Approximating Differential Equation on the Basis of Measured Values

This looks more like a test since we know you have a program to solve these kinds of problems. Good test though. I will work on it when I have time. It will be interesting if anyone else will be up to the challenge.

Peter Nachtwey

You've searched on the key words "system identification"?

Can't you see? It is a test for all to try to solve. If you have looked at JCH's website you can see that he has a program that will do system identification. Yes, we are going to be playing JCH's game on his field. However, it is a worthy problem because if you can master system identification then tuning takes much less tweaking and coffee drinking. Game on.

Peter Nachtwey

I have solutions for n=3D1 to 5. I will share my solution for n=3D5 since that wasn't asked for. I don't want to spoil the game for anybody else. I will wait a while before posting my solutions to give others a chance.

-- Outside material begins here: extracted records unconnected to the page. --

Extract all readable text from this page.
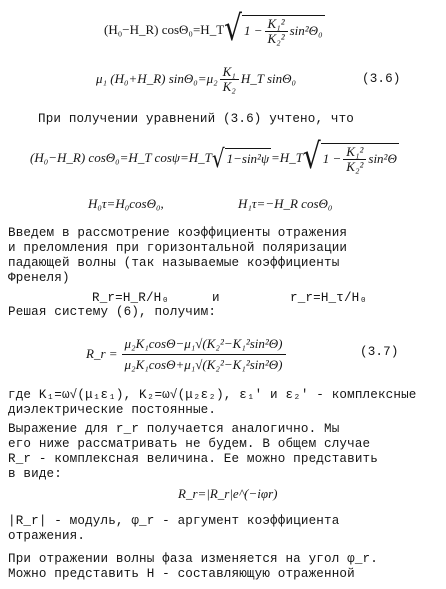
(H₀−H_R) cosΘ₀=H_T √ $1 - \frac{\text{K₁²}}{\text{K₂²}} \sin^2\Theta_0$
μ₁ (H₀+H_R) $\sin\Theta_0=\mu_2 \frac{\text{K₁}}{\text{K₂}}$ H_T sinΘ₀	(3.6)
При получении уравнений (3.6) учтено, что
(H₀−H_R) cosΘ₀=H_T cosψ=H_T √ 1−sin²ψ =H_T √ $1 - \frac{\text{K₁²}}{\text{K₂²}} \sin^2\Theta$
H₀τ=H₀cosΘ₀,	H₁τ=−H_R cosΘ₀
Введем в рассмотрение коэффициенты отражения
и преломления при горизонтальной поляризации
падающей волны (так называемые коэффициенты
Френеля)
R_r=H_R/H₀	и	r_r=H_τ/H₀
Решая систему (6), получим:
R_r = $\frac{\text{μ₂K₁cosΘ−μ₁√(K₂²−K₁²sin²Θ)}}{\text{μ₂K₁cosΘ+μ₁√(K₂²−K₁²sin²Θ)}}$	(3.7)
где K₁=ω√(μ₁ε₁), K₂=ω√(μ₂ε₂), ε₁′ и ε₂′ - комплексные
диэлектрические постоянные.
Выражение для r_r получается аналогично. Мы
его ниже рассматривать не будем. В общем случае
R_r - комплексная величина. Ее можно представить
в виде:
R_r=|R_r|e^(−iφr)
|R_r| - модуль, φ_r - аргумент коэффициента
отражения.
При отражении волны фаза изменяется на угол φ_r.
Можно представить H - составляющую отраженной
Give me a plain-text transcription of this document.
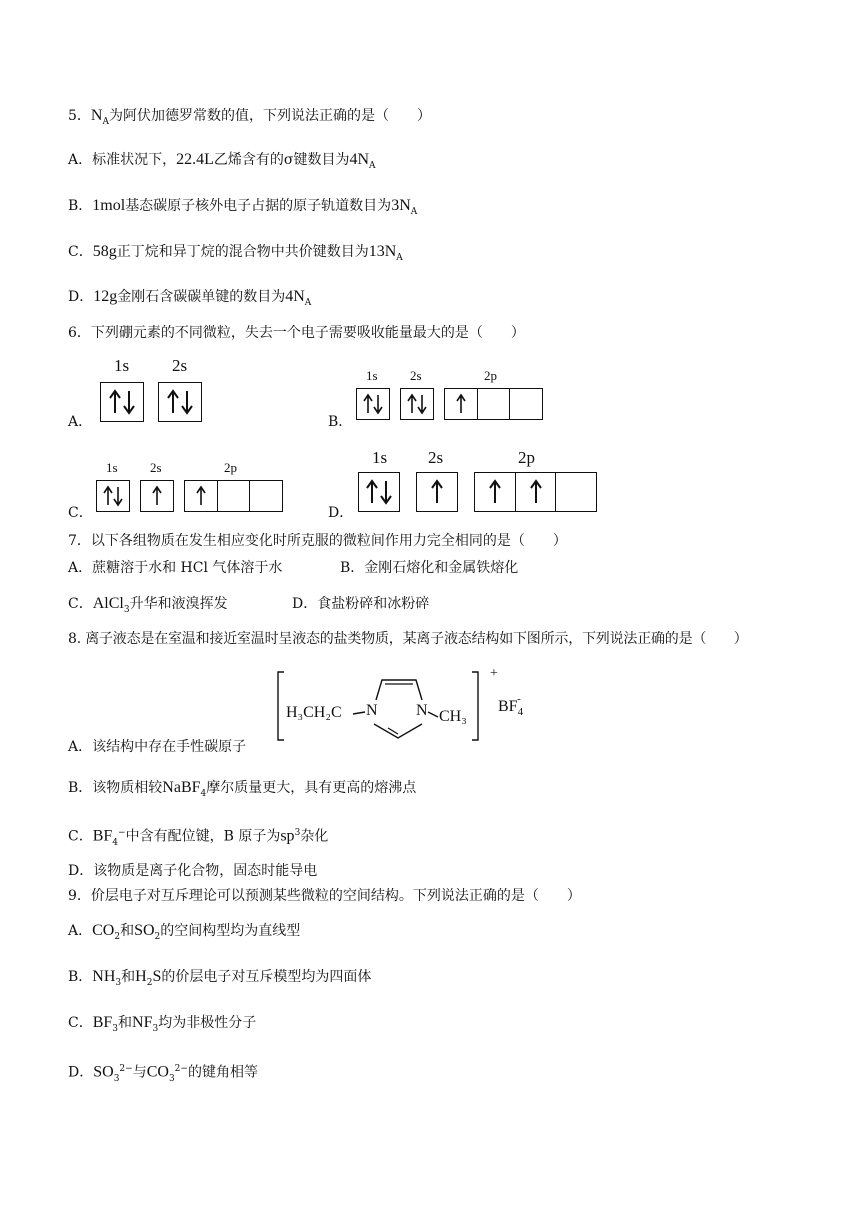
5．$N_A$为阿伏加德罗常数的值，下列说法正确的是（　　）
A．标准状况下，22.4L乙烯含有的σ键数目为$4N_A$
B．1mol基态碳原子核外电子占据的原子轨道数目为$3N_A$
C．58g正丁烷和异丁烷的混合物中共价键数目为$13N_A$
D．12g金刚石含碳碳单键的数目为$4N_A$
6．下列硼元素的不同微粒，失去一个电子需要吸收能量最大的是（　　）
A．
1s	2s
B．
1s 2s	2p
C．
1s 2s	2p
D．
1s 2s	2p
7．以下各组物质在发生相应变化时所克服的微粒间作用力完全相同的是（　　）
A．蔗糖溶于水和 HCl 气体溶于水	B．金刚石熔化和金属铁熔化
C．AlCl$_3$升华和液溴挥发	D．食盐粉碎和冰粉碎
8. 离子液态是在室温和接近室温时呈液态的盐类物质，某离子液态结构如下图所示，下列说法正确的是（　　）
H₃CH₂C N N CH₃
+
$BF_4^-$
A．该结构中存在手性碳原子
B．该物质相较NaBF$_4$摩尔质量更大，具有更高的熔沸点
C．$BF_4^-$中含有配位键，B 原子为$sp^3$杂化
D．该物质是离子化合物，固态时能导电
9．价层电子对互斥理论可以预测某些微粒的空间结构。下列说法正确的是（　　）
A．$CO_2$和$SO_2$的空间构型均为直线型
B．$NH_3$和$H_2S$的价层电子对互斥模型均为四面体
C．$BF_3$和$NF_3$均为非极性分子
D．$SO_3^{2-}$与$CO_3^{2-}$的键角相等
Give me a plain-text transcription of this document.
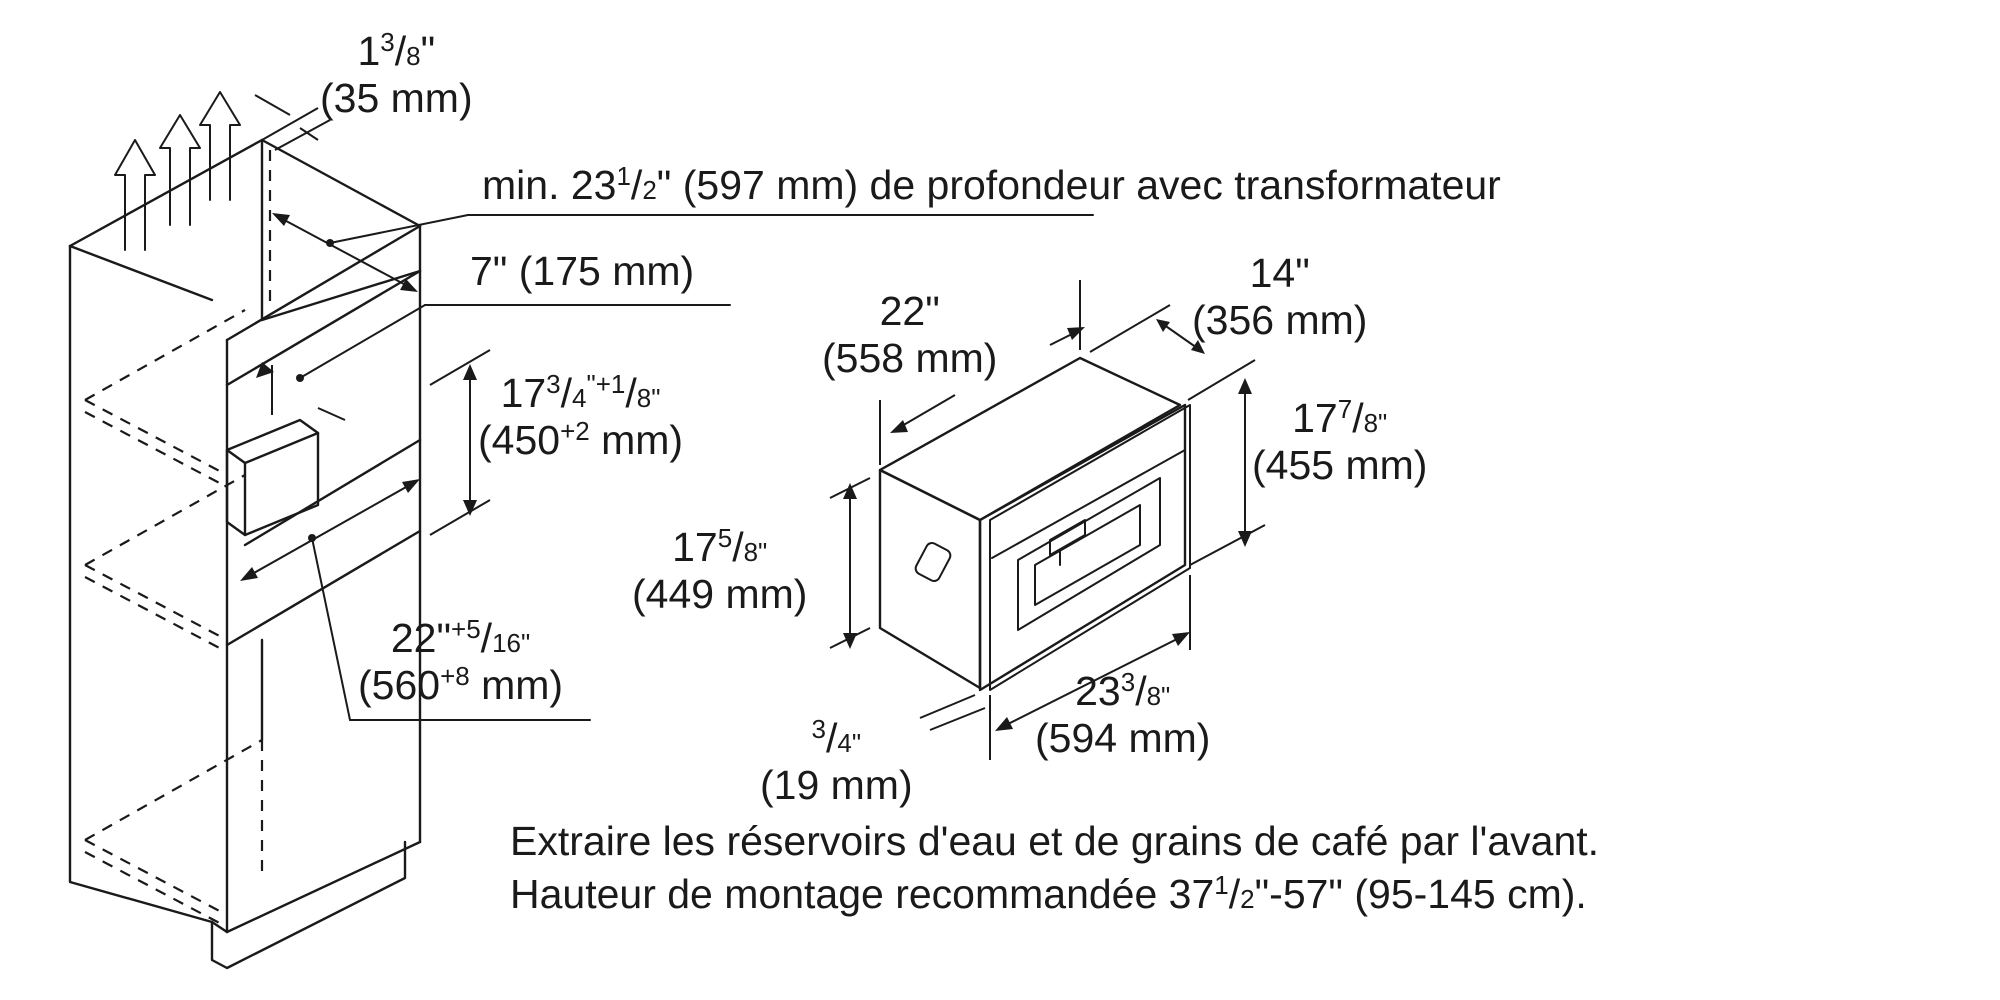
$1^3/8$"
(35 mm)
min. $23^1/2$" (597 mm) de profondeur avec transformateur
7" (175 mm)
$17^3/4^{"+1}/8$"
($450^{+2}$ mm)
22"$^{+5}$/16"
($560^{+8}$ mm)
22"
(558 mm)
14"
(356 mm)
$17^7/8$"
(455 mm)
$17^5/8$"
(449 mm)
$23^3/8$"
(594 mm)
$^3$/4"
(19 mm)
Extraire les réservoirs d'eau et de grains de café par l'avant.
Hauteur de montage recommandée $37^1/2"-57$" (95-145 cm).
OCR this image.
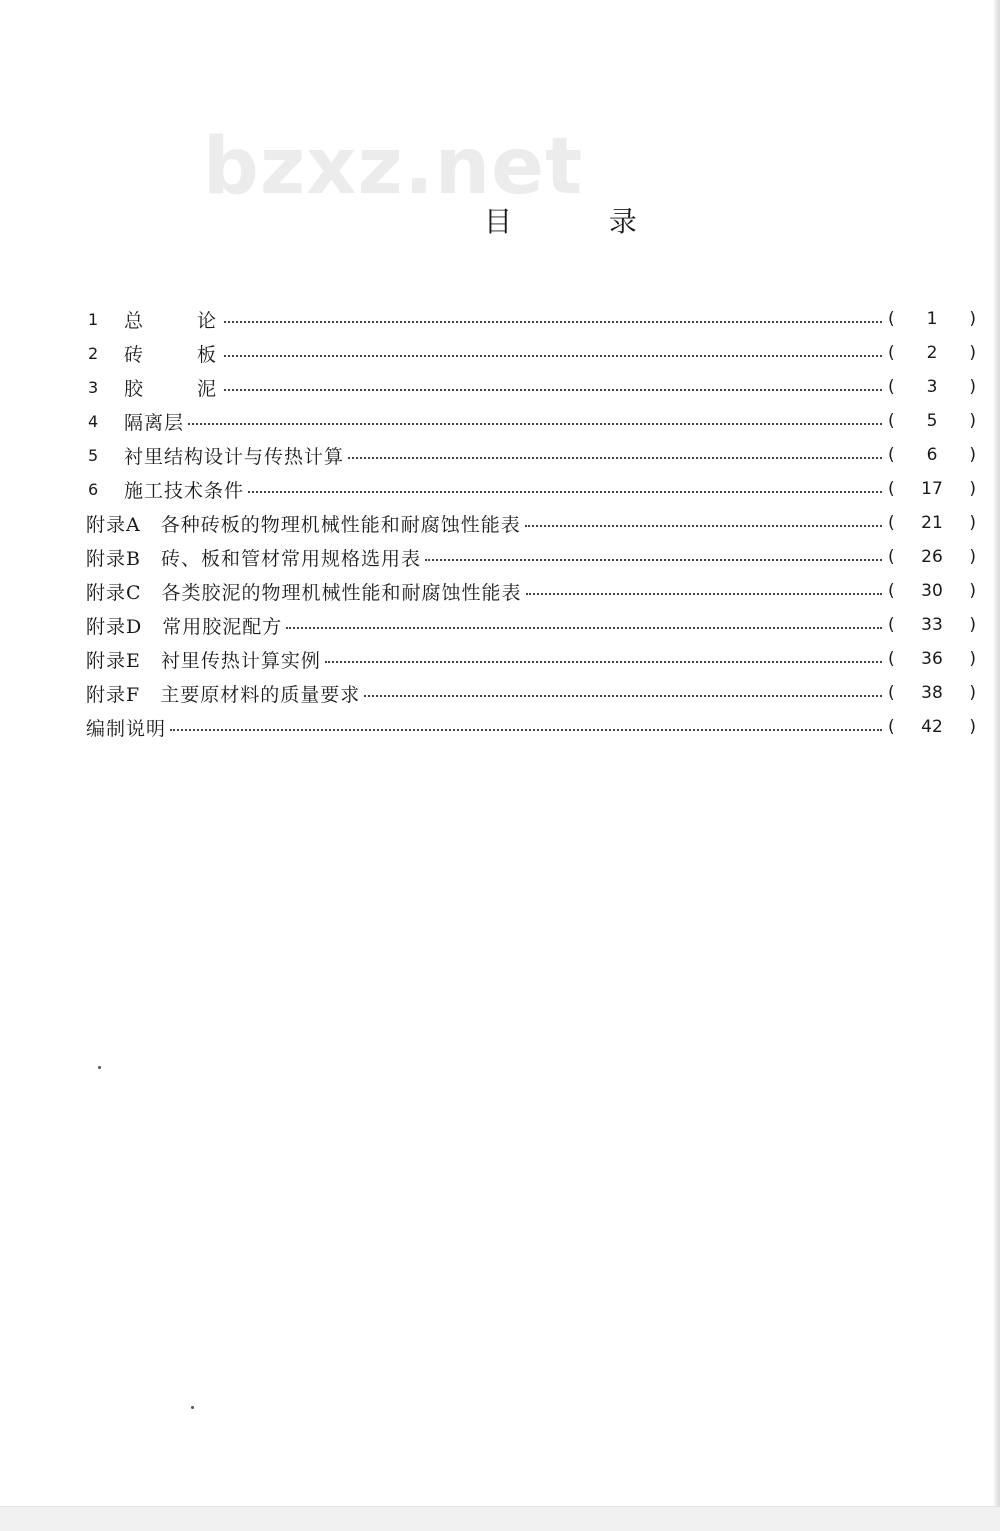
bzxz.net
目 录
1	总 论	(	1	)
2	砖 板	(	2	)
3	胶 泥	(	3	)
4	隔离层	(	5	)
5	衬里结构设计与传热计算	(	6	)
6	施工技术条件	(	17	)
附录A 各种砖板的物理机械性能和耐腐蚀性能表	(	21	)
附录B 砖、板和管材常用规格选用表	(	26	)
附录C 各类胶泥的物理机械性能和耐腐蚀性能表	(	30	)
附录D 常用胶泥配方	(	33	)
附录E 衬里传热计算实例	(	36	)
附录F 主要原材料的质量要求	(	38	)
编制说明	(	42	)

For n=3D5 the solution is n=3D5 T=3D0.12305 MSE=3D0.000024 MSE is the mean squared errror. Why limit n to 3?

JCH, is figuring out the forcing function r(s) =3D 1/s and F(s) should really be 1/(T*s +1)^n part of the test?

Peter Nachtwey

I don't wish to get drawn into a 'game', so when he's being reasonable I answer his posts for the edification of others if not him, and when he gets all weird I ignore them. So far he hasn't gotten bad enough for me to plonk him, but that may come.

Game _off_.

I have solutions for n=1 to 5. I will share my solution for n=5 since that wasn't asked for. I don't want to spoil the game for anybody else. I will wait a while before posting my solutions to give others a chance.

For n=5 the solution is n=5 T=0.12305 MSE=0.000024 MSE is the mean squared errror. Why limit n to 3?

The limit n(max)=3 was chosen because I think that companies in general would'nt use higher order implementations for control devices.

That basically means e.g. compensate/approximate 5. order with 3. order. So one must have an additional accurate approximation.

See also equations of Page 1

JCH is being reasonable. He has provided enough information to get an answer and his test data is pretty simple. Here is my partial solution: ftp://ftp.deltacompsys.com/public/NG/Mathcad%20-%20SysID%20JCH.pdf I think it is important that people give this a try. System identification is one of those things that separates the tweakers and coffee drinkers from the real control engineers. I think this is important enough that I will show how I calculate my solution sometime after the next weekend. I don't want to ruin the experience of the aha discovery experience for anyone.

Note my solution assumes that all the poles are specified by just one time constant. One may be able to get a better solution if one tries a different time constant for each pole.

Peter Nachtwey

So riddle me _this_, Peter.

If you are tuning a process that's nonlinear, and whose apparent linear model therefore necessarily changes with tuning, wouldn't it be necessary to repeat ones tests as one changes ones tuning?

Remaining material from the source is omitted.